Hitler’s second in command, Hermann Göring, kept a handwritten catalogue of some 1,400 works of art the Nazis stole from Jewish owners, which were allegedly kept in Göring’s country home near Berlin. Flammarion will publish the entire catalogue for the first time today, London’s Telegraph reports. The publication reportedly details which families the works were stolen from, which may aid in restitution efforts.

“This is the first time that we have the complete catalogue,” World War II historian Jean-Marc Dreyfus tells the Telegraph. “My colleagues in other countries tried to reconstitute the list of works in this extraordinary collection, but there was uncertainty over 300 to 400 works because we didn’t have this catalogue.”

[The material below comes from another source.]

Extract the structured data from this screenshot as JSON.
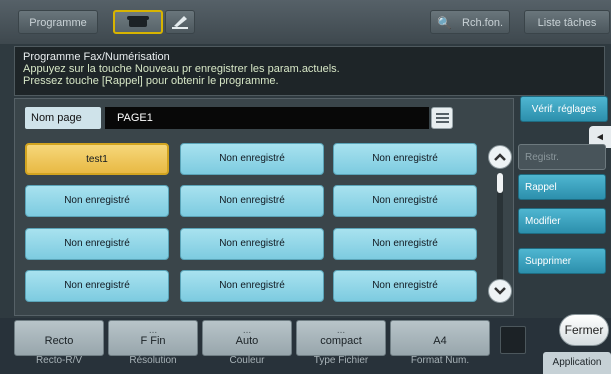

Göring founded the German secret police, and held various positions in Hitler’s administration after his tenure as president of the Reichstag. His entire art collection comprised some 4,263 works, according to Berlin’s German Historical Museum, which published the full inventory of Göring’s collection, in 2012.

Previously available only to scholars, the handwritten Göring inventory will appear in full in the book The Goering Catalogue. It also reportedly includes works by Pierre-Auguste Renoir and Diego Velázquez, and indicates details revealing the placement of two Renoirs in the dining room.

Göring is often misquoted as saying, “Whenever I hear the word culture I reach for my revolver.” (It’s actually a paraphrase of a line from Hanns Johst’s 1933 play ”Schlageter,” which premiered on Hitler’s birthday.)

But near the end of the war, the former Nazi leader attempted to whisk his extensive art collection to the Austrian border for safekeeping. He surrendered in 1945, and committed suicide before he was to be hanged following the Nürnberg trials in 1946.